A China divulgou um vídeo oficial que sugere o desenvolvimento de um possível novo porta-aviões, que pode se tornar o quarto do país e o primeiro com propulsão nuclear. A peça audiovisual também reforça a estratégia de expansão marítima chinesa, em um momento de crescente tensão geopolítica no Indo-Pacífico. As informações são da Reuters.
O material foi divulgado na véspera do 77º aniversário da Marinha do Exército de Libertação Popular (ELP) e inclui referências simbólicas aos três porta-aviões já em operação: Liaoning, Shandong e Fujian.
Intitulado “Into the Deep” (“Nas Profundezas”, em tradução literal), o vídeo apresenta um recruta fictício chamado “He Jian”, cuja nomenclatura gerou interpretações de que poderia ser uma alusão a um futuro navio de propulsão nuclear. O Ministério da Defesa chinês não comentou o conteúdo.

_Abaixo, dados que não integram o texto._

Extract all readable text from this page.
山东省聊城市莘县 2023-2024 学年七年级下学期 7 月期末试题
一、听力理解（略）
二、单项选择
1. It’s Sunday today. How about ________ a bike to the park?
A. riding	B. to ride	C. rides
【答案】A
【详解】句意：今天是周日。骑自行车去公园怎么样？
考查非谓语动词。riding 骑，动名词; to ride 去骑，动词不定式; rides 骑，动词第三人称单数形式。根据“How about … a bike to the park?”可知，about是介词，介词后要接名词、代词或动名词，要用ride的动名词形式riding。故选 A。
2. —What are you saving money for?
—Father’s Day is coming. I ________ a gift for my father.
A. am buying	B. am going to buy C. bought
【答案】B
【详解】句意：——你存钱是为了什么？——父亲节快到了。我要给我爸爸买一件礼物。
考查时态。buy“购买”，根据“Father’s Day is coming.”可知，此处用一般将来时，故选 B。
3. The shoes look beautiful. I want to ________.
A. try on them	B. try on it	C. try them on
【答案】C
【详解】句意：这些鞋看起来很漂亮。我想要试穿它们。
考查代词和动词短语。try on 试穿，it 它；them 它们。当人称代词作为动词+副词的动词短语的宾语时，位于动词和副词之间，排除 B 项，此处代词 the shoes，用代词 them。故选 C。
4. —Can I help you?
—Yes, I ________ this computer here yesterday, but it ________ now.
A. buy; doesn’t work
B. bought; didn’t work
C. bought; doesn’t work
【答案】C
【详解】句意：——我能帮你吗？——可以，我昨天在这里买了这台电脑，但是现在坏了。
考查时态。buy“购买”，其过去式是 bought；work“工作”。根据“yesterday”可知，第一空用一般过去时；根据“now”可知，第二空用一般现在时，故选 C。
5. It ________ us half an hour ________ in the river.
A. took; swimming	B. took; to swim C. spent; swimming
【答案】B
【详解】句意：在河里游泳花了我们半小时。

Atualmente, os três porta-aviões chineses são movidos por propulsão convencional e representam a base da projeção de poder naval de Beijing, que vem ampliando investimentos militares desde 2012, sob a liderança de Xi Jinping.
Além da demonstração de capacidade naval, o vídeo também traz elementos interpretados como mensagem política direcionada a Taiwan, território reivindicado por Beijing. Em uma das cenas, um diálogo entre pai e filho foi associado a uma metáfora sobre reunificação.
Paralelamente, o governo chinês reforçou sua política de controle e expansão sobre mais de 11 mil ilhas reivindicadas no Mar da China Oriental e no Mar da China Meridional, muitas delas em áreas de disputa internacional.
Nos últimos anos, a China acelerou a construção de ilhas artificiais, pistas de pouso e instalações militares em regiões contestadas, ampliando sua presença estratégica no Pacífico.
Segundo analistas de defesa, essas estruturas permitem patrulhas mais frequentes em áreas distantes da costa chinesa e aumentam a capacidade de projeção militar da Marinha.
A movimentação ocorre em meio à intensificação de exercícios militares de países como Estados Unidos, Filipinas e aliados na região, que buscam reforçar presença em uma das rotas comerciais mais importantes do mundo, por onde passam trilhões de dólares em mercadorias anualmente.
Especialistas avaliam que, apesar da expansão chinesa, a capacidade de impedir ações de outros países na região tem encontrado limites práticos.